Tree 2 (Fig. 3) mostly leads to melee attacks: the root node likely returns false as all allied agents still have to be active and nearby. Agents move towards the enemy if no enemy is nearby and subsequently move towards the flag if no opposing agent is still active - resulting in a simple, but efficient tree.

Fig. 3.

Tree 2–100 rounds, run 2, score: 43

The right side of Tree 3 (Fig. 4) is rarely traversed, as an agent’s HP are likely higher than 3.76. The AI lacks opportunity to use ammunition and will therefore mostly perform melee attacks unless many enemies (>3.28) are nearby and the agent heals itself.

Fig. 4.

Tree 3–100 rounds, run 3, score: 41

Tree 4 is good example of shirking responsibility: as long as there are nearby allied agents, agents stay idle. This leads to agents on the outer borders of the formation to attack enemys first, while remaining agents, initially positioned in the middle, attack later on (Fig. 5).

Fig. 5.

Tree 4–100 rounds, run 4, score: 47

7.2 Analysis of Superior Trees (500 Turns)

Similiar to some previous trees, tree 6 (Fig. 6) will mostly perform melee attacks. If many allied agnets are nearby, they might stay in cover. Nevertheless, as fields providing cover are limited, some agents will continue to attack.

Fig. 6.

Tree 6–500 rounds, run 1, score: 34

In contrast, tree 7 (Fig. 7) displays a new approach: the team will split up and try to reach the enemy’s flag as fast as possible.

Fig. 7.

Tree 7–500 rounds, run 2, score: 49

Tree 8 (Fig. 8) will likely resort to melee attacks as well. However, if HP are low, ranged attacks are more likely.

Fig. 8.

Tree 8–500 rounds, run 3, score: 61

Tree 9 (Fig. 9) displays a more balanced behavior. Agents peform both melee and ranged attacks, except in case of many nearby enemies, which lead to a retreat towards the own flag. This trees displays strategic, team-based behavior and scores highest during execution with 500 rounds and its high score is only topped by one tree in the 1000 round scenario.

Fig. 9.

Tree 9–500 rounds, run 4, score: 69

7.3 Analysis of Superior Trees (1000 Rounds)

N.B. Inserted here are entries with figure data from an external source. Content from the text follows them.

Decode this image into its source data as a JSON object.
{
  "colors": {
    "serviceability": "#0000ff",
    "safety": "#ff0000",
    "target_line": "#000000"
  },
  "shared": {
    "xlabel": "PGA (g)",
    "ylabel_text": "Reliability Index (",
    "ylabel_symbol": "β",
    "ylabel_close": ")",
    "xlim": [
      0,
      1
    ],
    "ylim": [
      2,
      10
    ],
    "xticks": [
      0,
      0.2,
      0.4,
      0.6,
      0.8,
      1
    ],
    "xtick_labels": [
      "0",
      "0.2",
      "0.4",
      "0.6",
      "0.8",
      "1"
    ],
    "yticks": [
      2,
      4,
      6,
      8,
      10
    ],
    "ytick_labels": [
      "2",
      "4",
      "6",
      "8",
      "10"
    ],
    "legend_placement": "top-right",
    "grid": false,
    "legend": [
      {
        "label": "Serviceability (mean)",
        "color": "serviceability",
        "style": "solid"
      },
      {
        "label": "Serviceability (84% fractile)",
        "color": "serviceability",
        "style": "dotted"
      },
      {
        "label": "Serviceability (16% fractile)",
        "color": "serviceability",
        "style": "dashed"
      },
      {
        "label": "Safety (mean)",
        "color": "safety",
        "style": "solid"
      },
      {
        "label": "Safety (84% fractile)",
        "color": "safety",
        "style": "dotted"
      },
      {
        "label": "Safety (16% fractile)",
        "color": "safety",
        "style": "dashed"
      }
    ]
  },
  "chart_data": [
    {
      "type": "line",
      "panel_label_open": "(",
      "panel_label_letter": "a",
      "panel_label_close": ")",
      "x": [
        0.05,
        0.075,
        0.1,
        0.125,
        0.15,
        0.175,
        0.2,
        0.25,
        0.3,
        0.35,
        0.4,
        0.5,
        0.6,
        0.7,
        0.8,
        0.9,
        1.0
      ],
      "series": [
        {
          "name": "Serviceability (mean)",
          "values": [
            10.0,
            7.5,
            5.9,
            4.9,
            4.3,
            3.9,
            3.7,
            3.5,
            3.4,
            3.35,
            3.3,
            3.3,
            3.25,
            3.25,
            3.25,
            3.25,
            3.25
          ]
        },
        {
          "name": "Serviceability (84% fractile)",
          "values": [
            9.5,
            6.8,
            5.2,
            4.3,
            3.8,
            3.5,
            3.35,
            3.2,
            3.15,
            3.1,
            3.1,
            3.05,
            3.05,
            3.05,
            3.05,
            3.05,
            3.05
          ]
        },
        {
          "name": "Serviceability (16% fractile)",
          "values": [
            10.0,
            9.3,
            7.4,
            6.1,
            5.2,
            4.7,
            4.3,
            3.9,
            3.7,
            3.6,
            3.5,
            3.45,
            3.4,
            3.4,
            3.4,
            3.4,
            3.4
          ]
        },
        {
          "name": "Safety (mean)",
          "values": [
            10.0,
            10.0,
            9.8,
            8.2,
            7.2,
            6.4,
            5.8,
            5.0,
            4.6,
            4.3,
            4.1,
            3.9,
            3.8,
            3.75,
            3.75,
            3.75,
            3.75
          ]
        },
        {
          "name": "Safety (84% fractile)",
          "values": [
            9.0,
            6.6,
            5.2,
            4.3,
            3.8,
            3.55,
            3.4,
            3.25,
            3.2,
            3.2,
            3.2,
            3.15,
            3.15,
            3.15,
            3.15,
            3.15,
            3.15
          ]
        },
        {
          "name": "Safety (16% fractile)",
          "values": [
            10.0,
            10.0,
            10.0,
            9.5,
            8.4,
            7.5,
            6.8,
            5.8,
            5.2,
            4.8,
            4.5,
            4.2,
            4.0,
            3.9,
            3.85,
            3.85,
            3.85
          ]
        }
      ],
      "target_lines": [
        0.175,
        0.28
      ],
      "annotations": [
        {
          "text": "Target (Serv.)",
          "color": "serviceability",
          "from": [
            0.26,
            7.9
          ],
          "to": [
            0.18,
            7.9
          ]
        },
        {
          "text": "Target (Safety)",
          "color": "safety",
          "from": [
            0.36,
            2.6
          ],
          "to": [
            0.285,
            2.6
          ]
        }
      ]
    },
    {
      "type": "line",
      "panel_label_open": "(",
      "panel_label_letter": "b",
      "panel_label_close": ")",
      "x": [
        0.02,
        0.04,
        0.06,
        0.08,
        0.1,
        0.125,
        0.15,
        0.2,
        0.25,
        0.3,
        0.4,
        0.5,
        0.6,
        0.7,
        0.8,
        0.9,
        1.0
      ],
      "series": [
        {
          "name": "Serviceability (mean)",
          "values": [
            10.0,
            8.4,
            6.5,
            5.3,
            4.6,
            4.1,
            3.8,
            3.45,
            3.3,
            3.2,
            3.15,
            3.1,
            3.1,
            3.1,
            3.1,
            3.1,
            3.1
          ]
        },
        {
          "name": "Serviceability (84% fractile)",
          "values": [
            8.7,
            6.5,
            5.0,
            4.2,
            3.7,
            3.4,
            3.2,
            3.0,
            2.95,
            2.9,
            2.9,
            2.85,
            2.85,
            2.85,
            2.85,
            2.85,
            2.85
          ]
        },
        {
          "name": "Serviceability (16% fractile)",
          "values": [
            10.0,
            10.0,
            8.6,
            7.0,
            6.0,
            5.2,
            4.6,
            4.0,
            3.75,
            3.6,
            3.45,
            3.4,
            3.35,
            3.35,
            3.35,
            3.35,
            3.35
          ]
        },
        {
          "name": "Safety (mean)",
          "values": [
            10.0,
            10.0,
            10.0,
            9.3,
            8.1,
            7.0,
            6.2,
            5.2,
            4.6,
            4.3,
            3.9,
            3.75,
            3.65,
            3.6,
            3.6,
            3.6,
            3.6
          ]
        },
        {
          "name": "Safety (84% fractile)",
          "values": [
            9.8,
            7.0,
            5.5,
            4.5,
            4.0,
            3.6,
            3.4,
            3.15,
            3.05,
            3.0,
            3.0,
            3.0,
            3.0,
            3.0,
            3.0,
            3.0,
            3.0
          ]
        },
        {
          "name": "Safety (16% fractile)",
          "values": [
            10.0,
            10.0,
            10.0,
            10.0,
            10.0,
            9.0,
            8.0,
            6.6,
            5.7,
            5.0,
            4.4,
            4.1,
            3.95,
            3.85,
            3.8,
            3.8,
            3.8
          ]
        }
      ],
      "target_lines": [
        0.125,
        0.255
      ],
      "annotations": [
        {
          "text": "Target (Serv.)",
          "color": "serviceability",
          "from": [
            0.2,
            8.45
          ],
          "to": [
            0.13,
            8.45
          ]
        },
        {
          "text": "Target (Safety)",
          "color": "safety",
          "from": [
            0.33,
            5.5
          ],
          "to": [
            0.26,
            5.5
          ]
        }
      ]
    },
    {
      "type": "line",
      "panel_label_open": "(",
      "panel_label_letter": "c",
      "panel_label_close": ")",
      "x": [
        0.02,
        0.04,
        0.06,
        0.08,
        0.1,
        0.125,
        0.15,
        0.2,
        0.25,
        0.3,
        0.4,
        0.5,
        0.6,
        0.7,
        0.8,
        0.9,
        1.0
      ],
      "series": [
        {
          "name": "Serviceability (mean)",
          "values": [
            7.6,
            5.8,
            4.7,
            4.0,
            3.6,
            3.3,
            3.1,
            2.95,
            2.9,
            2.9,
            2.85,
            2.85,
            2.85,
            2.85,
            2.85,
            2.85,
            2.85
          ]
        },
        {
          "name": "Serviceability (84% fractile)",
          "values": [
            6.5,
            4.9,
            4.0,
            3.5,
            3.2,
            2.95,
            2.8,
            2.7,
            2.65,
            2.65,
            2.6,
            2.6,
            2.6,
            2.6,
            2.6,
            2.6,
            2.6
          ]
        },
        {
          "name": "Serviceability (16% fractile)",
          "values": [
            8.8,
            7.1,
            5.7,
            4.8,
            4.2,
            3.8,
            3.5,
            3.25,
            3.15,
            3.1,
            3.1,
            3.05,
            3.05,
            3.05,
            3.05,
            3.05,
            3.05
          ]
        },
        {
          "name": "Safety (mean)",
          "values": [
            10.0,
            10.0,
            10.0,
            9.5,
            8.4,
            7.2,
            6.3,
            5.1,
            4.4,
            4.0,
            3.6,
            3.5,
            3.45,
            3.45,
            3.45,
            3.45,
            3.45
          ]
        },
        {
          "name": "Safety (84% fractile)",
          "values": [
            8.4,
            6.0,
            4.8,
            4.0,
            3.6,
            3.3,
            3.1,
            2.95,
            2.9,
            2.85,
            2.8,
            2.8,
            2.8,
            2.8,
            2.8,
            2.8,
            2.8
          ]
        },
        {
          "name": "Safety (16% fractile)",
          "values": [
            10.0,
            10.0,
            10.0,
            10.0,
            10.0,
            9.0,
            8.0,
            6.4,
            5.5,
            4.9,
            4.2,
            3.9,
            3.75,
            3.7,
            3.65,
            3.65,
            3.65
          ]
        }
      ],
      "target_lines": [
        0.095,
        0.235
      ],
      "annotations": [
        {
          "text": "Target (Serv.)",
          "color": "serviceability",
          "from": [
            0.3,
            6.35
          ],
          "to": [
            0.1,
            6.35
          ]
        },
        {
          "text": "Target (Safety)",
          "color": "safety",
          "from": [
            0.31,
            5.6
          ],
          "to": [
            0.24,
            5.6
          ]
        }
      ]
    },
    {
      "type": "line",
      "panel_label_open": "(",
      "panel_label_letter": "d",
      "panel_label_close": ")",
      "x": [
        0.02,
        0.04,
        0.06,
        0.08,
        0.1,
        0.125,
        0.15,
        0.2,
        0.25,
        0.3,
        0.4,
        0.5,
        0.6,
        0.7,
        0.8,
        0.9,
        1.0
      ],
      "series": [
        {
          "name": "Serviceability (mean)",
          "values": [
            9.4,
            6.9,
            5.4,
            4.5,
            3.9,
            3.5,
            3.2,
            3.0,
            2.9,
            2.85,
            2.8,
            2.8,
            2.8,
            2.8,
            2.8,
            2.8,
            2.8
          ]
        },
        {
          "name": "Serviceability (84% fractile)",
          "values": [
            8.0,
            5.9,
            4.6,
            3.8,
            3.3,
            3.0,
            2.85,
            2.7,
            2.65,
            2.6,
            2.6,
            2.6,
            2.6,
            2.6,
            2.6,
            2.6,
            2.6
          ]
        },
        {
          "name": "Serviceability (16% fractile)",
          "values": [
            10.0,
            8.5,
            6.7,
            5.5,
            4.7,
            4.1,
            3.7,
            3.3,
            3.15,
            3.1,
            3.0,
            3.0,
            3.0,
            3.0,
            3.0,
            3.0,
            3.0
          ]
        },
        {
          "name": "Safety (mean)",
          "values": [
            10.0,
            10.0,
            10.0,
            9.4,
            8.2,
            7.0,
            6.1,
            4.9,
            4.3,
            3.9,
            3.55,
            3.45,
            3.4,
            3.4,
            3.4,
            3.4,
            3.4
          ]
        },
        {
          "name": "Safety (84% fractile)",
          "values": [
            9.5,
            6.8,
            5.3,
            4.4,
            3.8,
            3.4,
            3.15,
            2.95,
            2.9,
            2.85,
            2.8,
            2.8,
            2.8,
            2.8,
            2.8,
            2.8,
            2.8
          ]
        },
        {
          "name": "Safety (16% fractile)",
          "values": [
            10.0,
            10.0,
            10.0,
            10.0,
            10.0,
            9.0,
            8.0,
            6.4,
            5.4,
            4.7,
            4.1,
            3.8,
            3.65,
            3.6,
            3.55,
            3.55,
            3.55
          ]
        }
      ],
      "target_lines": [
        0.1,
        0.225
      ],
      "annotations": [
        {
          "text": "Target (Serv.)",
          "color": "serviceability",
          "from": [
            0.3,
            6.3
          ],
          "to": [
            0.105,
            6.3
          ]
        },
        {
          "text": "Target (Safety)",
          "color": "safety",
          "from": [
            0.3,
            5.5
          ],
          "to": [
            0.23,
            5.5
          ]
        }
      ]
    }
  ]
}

Tree 11 (Fig. 10) and tree 12 (Fig. 11) display well known patterns resulting in melee attacks. Amount of ammunition never lowers, as agents never shoot and the distance to the flag will always be less than 14.

Fig. 10.

Tree 11–1000 rounds, run 1, score: 50

Fig. 11.

Tree 12–1000 rounds, run 2, score: 75

Tree 13 (Fig. 12) also mostly results in melee attacks. If many enemies are nearby, agents will constantly reload ammunition until other allied agents have dealt with aforementioned enemies.

Fig. 12.

Tree 13–1000 rounds, run 3, score: 60

On first inspection, tree 14 (Fig. 13) might favor “move” and “reload” actions. However, due to the randomized definition of “near”, the leaf node instructing agents to peform a melee attack instruction can be reached and lead to a victory for the team.

Fig. 13.

Baum 14–1000 rounds, run 4, score: 56

Tree 15 (Fig. 14) displays a more differentiated behavior. As long as enemies are not nearby, agents will move towards them based on the “Melee Enemy” instruction. Otherwise, agents attack enemies depending on whether they are in cover. If enemies are not in cover, agents shoot them. In case enemies are in cover agents resort to melee attacks, which do more damage to enemies in cover.

Fig. 14.

Tree 15–1000 rounds, run 5, score: 53

8 Conclusion

There is a clear trends towards “simple” trees, which are somewhat obfuscated by hardly traversed branches. Further work might take a closer look on these rarely visited branches and nodes and deliver further insights. Furthermore, trees could be refined by reordering nodes, as suggested by Utgoff et al. [10]. This helps to address the issue of branches that could not be reached previously.

If actions can not be performed, resorting to more suitable, alternative actions leads to lesser draws. However, this also favors rather simple trees performing the same action repeatedly. Randomly generated trees also often feature branches that cannot be reached, leading to frequent traversal of branches featuring effortless and simple actions in their leaf nodes. These trees are also more likely to be generated during early stages and thus, pass on this behavior to other trees learning from them.